An In Silico Approach to Cluster CAM Kinase Protein Sequences
U.S.N Murty*, Amit Kumar Banerjee, Neelima Arora
Bioinformatics Group, Biology Division, Indian Institute of Chemical Technology, Hyderabad-500607, A.P., India
- *Corresponding Author:
- Dr. U.S.N Murty
Deputy Director/ Scientist “F” Head, Biology Division,
Indian Institute of Chemical Technology
Hyderabad- 500007, India,
Tel : +914027193134,
Fax : +91 40 27193227,
Email : [email protected]
Received Date: December 12, 2008; Accepted Date: February 20, 2009; Published Date: February 20, 2009
Citation: Murty USN, Amit KB, Neelima A (2009) An In Silico Approach to Cluster CAM Kinase Protein Sequences. J Proteomics Bioinform 2: 097-107. doi: 10.4172/jpb.1000066
Copyright: © 2009 Murty USN, et al. This is an open-access article distributed under the terms of the Creative Commons Attribution License, which permits unrestricted use, distribution, and reproduction in any medium, provided the original author and source are credited.

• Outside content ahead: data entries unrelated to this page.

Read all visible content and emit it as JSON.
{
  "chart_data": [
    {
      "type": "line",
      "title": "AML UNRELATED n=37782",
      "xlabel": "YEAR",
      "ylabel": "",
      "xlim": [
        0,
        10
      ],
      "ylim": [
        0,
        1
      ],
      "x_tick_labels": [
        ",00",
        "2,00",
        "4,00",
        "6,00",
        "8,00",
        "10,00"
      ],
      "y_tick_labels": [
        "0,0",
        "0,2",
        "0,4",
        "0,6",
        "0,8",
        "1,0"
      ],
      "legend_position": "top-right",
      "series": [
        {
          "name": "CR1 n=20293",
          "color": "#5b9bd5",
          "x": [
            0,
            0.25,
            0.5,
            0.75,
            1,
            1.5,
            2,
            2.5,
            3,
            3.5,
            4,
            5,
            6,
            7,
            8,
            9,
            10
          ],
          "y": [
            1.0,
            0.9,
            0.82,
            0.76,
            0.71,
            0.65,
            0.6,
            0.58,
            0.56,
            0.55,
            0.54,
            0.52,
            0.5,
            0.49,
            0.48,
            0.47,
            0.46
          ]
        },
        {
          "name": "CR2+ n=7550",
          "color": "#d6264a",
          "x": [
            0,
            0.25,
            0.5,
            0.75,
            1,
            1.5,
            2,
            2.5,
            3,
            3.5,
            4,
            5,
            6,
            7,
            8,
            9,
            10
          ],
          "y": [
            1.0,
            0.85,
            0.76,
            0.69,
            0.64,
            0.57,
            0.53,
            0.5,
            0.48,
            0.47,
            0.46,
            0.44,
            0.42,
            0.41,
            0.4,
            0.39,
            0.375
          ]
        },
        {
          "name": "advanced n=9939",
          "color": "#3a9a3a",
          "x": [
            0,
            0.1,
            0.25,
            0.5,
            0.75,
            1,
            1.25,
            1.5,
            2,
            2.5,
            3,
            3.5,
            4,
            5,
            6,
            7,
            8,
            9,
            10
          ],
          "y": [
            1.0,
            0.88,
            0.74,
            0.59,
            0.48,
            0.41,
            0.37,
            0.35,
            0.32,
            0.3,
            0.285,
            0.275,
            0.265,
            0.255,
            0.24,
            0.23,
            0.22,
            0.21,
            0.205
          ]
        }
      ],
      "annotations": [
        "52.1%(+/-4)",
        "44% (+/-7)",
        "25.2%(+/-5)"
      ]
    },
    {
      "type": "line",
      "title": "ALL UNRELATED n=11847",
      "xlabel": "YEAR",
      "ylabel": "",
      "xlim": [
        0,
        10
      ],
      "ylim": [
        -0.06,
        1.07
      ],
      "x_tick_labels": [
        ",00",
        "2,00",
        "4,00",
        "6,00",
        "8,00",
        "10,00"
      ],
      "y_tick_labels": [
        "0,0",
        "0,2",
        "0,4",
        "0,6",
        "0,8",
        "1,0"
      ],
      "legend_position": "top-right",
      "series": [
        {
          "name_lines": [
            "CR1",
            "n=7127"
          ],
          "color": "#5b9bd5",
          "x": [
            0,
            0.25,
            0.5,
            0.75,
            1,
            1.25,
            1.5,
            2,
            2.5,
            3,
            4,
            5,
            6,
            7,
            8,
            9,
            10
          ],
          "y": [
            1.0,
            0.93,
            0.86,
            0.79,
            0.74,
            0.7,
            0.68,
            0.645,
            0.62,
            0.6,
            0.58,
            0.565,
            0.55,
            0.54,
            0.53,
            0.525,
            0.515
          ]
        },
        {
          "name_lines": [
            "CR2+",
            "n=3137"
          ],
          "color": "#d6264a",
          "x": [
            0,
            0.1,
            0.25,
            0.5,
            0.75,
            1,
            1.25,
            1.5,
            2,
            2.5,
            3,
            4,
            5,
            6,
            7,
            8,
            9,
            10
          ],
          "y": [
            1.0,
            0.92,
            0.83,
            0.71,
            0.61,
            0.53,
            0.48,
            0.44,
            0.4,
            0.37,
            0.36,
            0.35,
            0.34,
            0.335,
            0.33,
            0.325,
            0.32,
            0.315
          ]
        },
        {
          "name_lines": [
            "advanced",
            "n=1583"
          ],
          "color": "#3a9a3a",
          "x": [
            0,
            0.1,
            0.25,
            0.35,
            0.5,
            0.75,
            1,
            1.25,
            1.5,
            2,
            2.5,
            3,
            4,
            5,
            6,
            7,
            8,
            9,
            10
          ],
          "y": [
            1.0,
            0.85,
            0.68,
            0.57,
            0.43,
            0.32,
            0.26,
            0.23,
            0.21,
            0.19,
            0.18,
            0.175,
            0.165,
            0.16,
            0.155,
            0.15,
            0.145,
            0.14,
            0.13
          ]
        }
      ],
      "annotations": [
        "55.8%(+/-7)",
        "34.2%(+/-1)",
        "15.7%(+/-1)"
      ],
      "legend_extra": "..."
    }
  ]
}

As we are ushering in new age of data driven world, we face an enormous challenge of deriving information from heaps of data available. The amount of data being generated is overwhelming and this calls for exploring novel and effective methods for clustering and classification of such data. CAM kinase family is known to contain many enzymes involved in important physiological processes. In the present study, 13 important physicochemical parameters were calculated for 56 sequences of CAM kinase family in silico. Self organizing Maps (SOM) were employed for the classifying and clustering similar sequences and visualization of high dimensional data spaces as they are known for their capability to maintain the essence of topological relationships between the features. SOM effectively yielded 4 clusters which were distinct from each other and marked by characteristic features.